Here’s one that I have, hopefully it’s still made halfway good. https://www.amazon.com/gp/product/B08G14NBCS/
Which of the drives does this happen with? Or does it happen with both?
Happens with both drives, I have tried each possible permutation (Samsung in slot 1 and 2, kioxia in slot 1 and 2, and even only installing one drive at a time)
Are both drives fully encrypted with LUKS? Is trim enabled in both crypttab and fstab?
Both drives were encrypted (Samsung as root drive, encrypted except for the efi partition, and kioxia fully encrypted and mounted via crypttab and a key file residing on the encrypted Samsung partition for automatic unlock), although now as I have been reinstalling quite often, and couldn’t be bothered to set up the encryption for the second drive so it stays unused atm. Trim is enabled via a kernel parameter, but not in the fstab directly anymore (as I’m running BTRFS now, and from what I’ve gathered passing the ssd option to BTRFS is enough to enable trim, verified with lsblk --discard)
Boot a live ISO with the flags recommended in the kernel message and do some tests on the bare drives. That way you won’t have the filesystem and subsequently the rest of the system giving out on you while you’re debugging.
Boot a live ISO with the flags recommended in the kernel message and do some tests on the bare drives. That way you won’t have the filesystem and subsequently the rest of the system giving out on you while you’re debugging.
Which tests are you referring to exactly? I have read about badblocks for example, and it not being much use for ssds in general, due to their automatic bad-block-remapping, so they remain invisible to the OS as all remapping happens in the drive’s controller. Smart values look great for both drives, about 20TBW on the Samsung drive, and a lot less on the Kioxia drive.

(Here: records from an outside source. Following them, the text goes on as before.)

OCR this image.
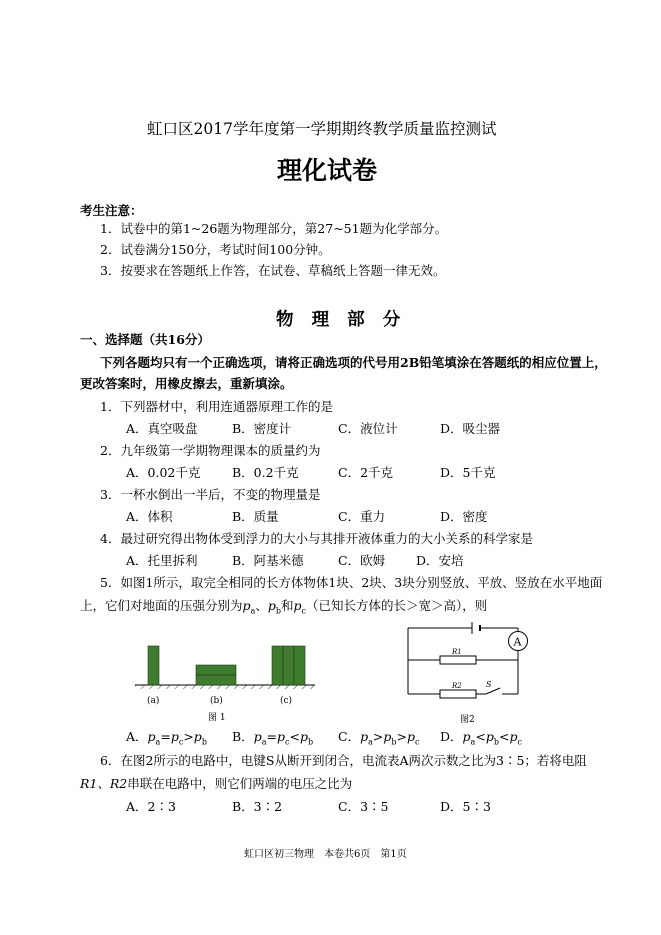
虹口区2017学年度第一学期期终教学质量监控测试
理化试卷
考生注意：
1．试卷中的第1~26题为物理部分，第27~51题为化学部分。
2．试卷满分150分，考试时间100分钟。
3．按要求在答题纸上作答，在试卷、草稿纸上答题一律无效。
物 理 部 分
一、选择题（共16分）
下列各题均只有一个正确选项，请将正确选项的代号用2B铅笔填涂在答题纸的相应位置上，
更改答案时，用橡皮擦去，重新填涂。
1．下列器材中，利用连通器原理工作的是
A．真空吸盘	B．密度计	C．液位计	D．吸尘器
2．九年级第一学期物理课本的质量约为
A．0.02千克	B．0.2千克	C．2千克	D．5千克
3．一杯水倒出一半后，不变的物理量是
A．体积	B．质量	C．重力	D．密度
4．最过研究得出物体受到浮力的大小与其排开液体重力的大小关系的科学家是
A．托里拆利	B．阿基米德	C．欧姆 D．安培
5．如图1所示，取完全相同的长方体物体1块、2块、3块分别竖放、平放、竖放在水平地面
上，它们对地面的压强分别为$p_a$、$p_b$和$p_c$（已知长方体的长＞宽＞高），则
(a)	(b)	(c)
图 1
A
R1
R2	S
图2
A．$p_a=p_c>p_b$ B．$p_a=p_c<p_b$ C．$p_a>p_b>p_c$ D．$p_a<p_b<p_c$
6．在图2所示的电路中，电键S从断开到闭合，电流表A两次示数之比为3∶5；若将电阻
R1、R2串联在电路中，则它们两端的电压之比为
A．2∶3	B．3∶2	C．3∶5	D．5∶3
虹口区初三物理　本卷共6页　第1页
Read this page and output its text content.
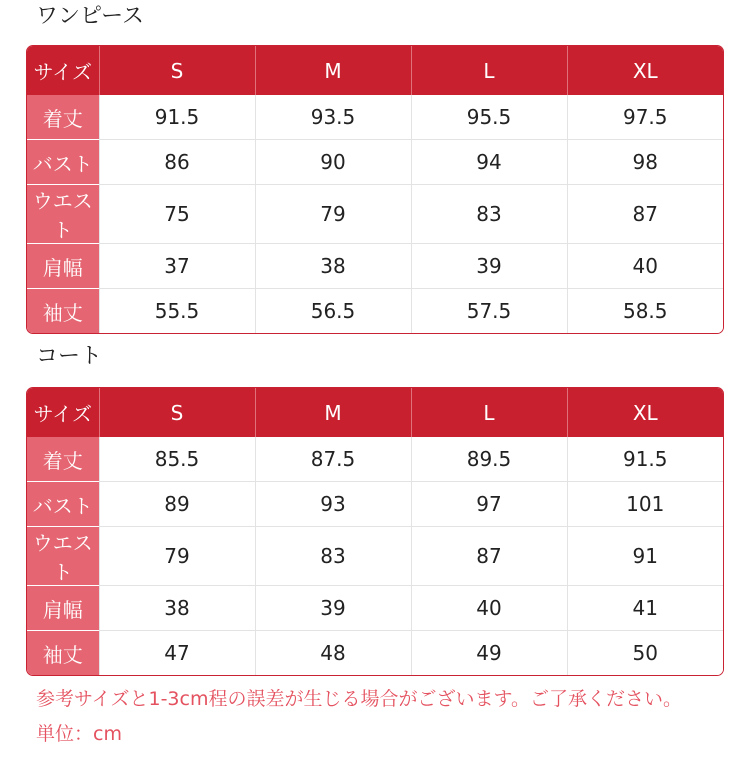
ワンピース
サイズ	S	M	L	XL
着丈	91.5	93.5	95.5	97.5
バスト	86	90	94	98
ウエスト	75	79	83	87
肩幅	37	38	39	40
袖丈	55.5	56.5	57.5	58.5
コート
サイズ	S	M	L	XL
着丈	85.5	87.5	89.5	91.5
バスト	89	93	97	101
ウエスト	79	83	87	91
肩幅	38	39	40	41
袖丈	47	48	49	50
参考サイズと1-3cm程の誤差が生じる場合がございます。ご了承ください。
単位：cm
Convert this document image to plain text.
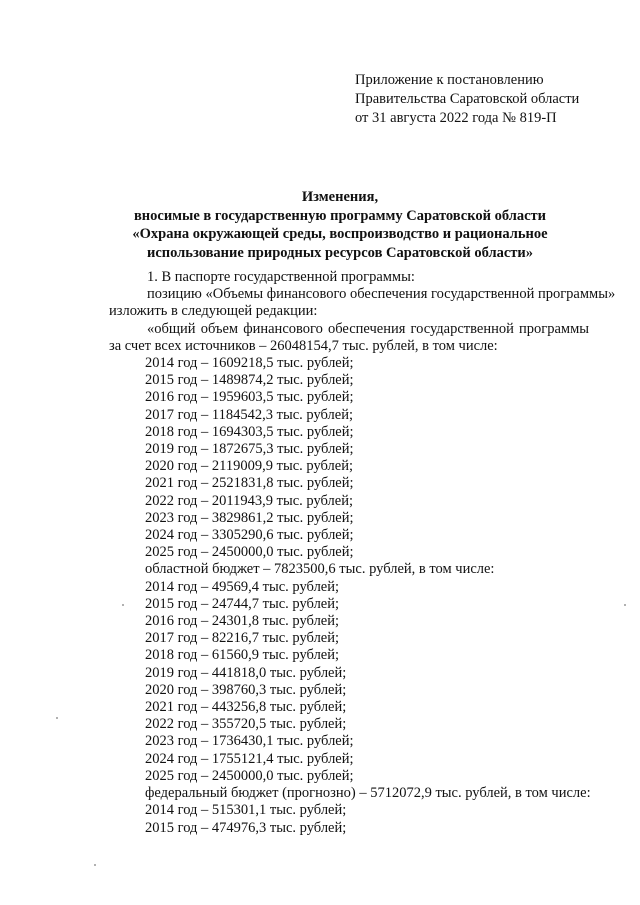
Приложение к постановлению
Правительства Саратовской области
от 31 августа 2022 года № 819-П
Изменения,
вносимые в государственную программу Саратовской области
«Охрана окружающей среды, воспроизводство и рациональное
использование природных ресурсов Саратовской области»
1. В паспорте государственной программы:
позицию «Объемы финансового обеспечения государственной программы»
изложить в следующей редакции:
«общий объем финансового обеспечения государственной программы
за счет всех источников – 26048154,7 тыс. рублей, в том числе:
2014 год – 1609218,5 тыс. рублей;
2015 год – 1489874,2 тыс. рублей;
2016 год – 1959603,5 тыс. рублей;
2017 год – 1184542,3 тыс. рублей;
2018 год – 1694303,5 тыс. рублей;
2019 год – 1872675,3 тыс. рублей;
2020 год – 2119009,9 тыс. рублей;
2021 год – 2521831,8 тыс. рублей;
2022 год – 2011943,9 тыс. рублей;
2023 год – 3829861,2 тыс. рублей;
2024 год – 3305290,6 тыс. рублей;
2025 год – 2450000,0 тыс. рублей;
областной бюджет – 7823500,6 тыс. рублей, в том числе:
2014 год – 49569,4 тыс. рублей;
2015 год – 24744,7 тыс. рублей;
2016 год – 24301,8 тыс. рублей;
2017 год – 82216,7 тыс. рублей;
2018 год – 61560,9 тыс. рублей;
2019 год – 441818,0 тыс. рублей;
2020 год – 398760,3 тыс. рублей;
2021 год – 443256,8 тыс. рублей;
2022 год – 355720,5 тыс. рублей;
2023 год – 1736430,1 тыс. рублей;
2024 год – 1755121,4 тыс. рублей;
2025 год – 2450000,0 тыс. рублей;
федеральный бюджет (прогнозно) – 5712072,9 тыс. рублей, в том числе:
2014 год – 515301,1 тыс. рублей;
2015 год – 474976,3 тыс. рублей;
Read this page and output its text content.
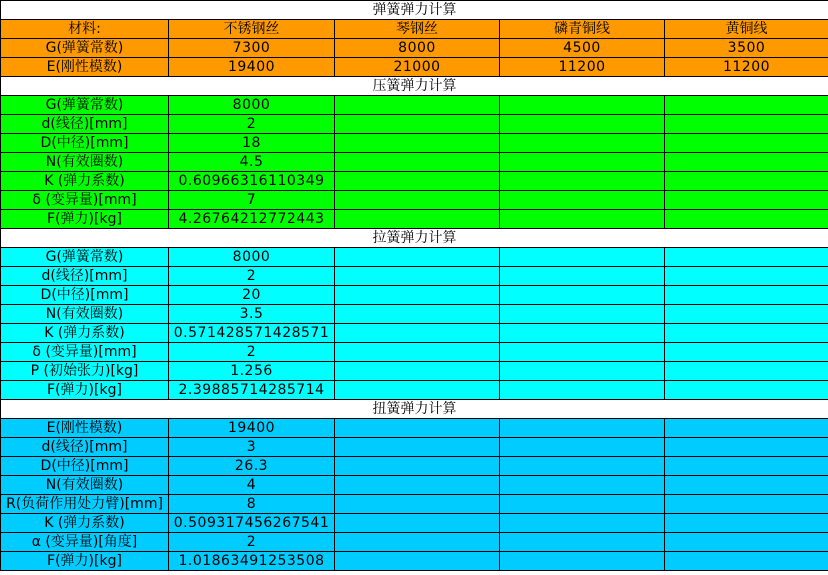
弹簧弹力计算				
材料:	不锈钢丝	琴钢丝	磷青铜线	黄铜线
G(弹簧常数)	7300	8000	4500	3500
E(刚性模数)	19400	21000	11200	11200
压簧弹力计算				
G(弹簧常数)	8000			
d(线径)[mm]	2			
D(中径)[mm]	18			
N(有效圈数)	4.5			
K (弹力系数)	0.60966316110349			
δ (变异量)[mm]	7			
F(弹力)[kg]	4.26764212772443			
拉簧弹力计算				
G(弹簧常数)	8000			
d(线径)[mm]	2			
D(中径)[mm]	20			
N(有效圈数)	3.5			
K (弹力系数)	0.571428571428571			
δ (变异量)[mm]	2			
P (初始张力)[kg]	1.256			
F(弹力)[kg]	2.39885714285714			
扭簧弹力计算				
E(刚性模数)	19400			
d(线径)[mm]	3			
D(中径)[mm]	26.3			
N(有效圈数)	4			
R(负荷作用处力臂)[mm]	8			
K (弹力系数)	0.509317456267541			
α (变异量)[角度]	2			
F(弹力)[kg]	1.01863491253508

ssds getting not enough power? i’d test it with different PSU, i had a problem with my ssd failing and changing PSU worked, apparently 3.3VDC rail is routed on the motherboards without any conversion straight to m.2/pcie devices
Unfortunately I don’t have a spare PSU, but I might try to measure the 3.3 volt rail with a multimeter (don’t own an oscilloscope unfortunately) while under load and see what happens
What brand is Kioxia?
it’s a sub brand of Toshiba, so not some unknown shit, very respected brand i’d say
Yeah I did a bit of reading. I was about to blame the no-name Chinese storage! There’s so much garbage nvme stuff floating around lately.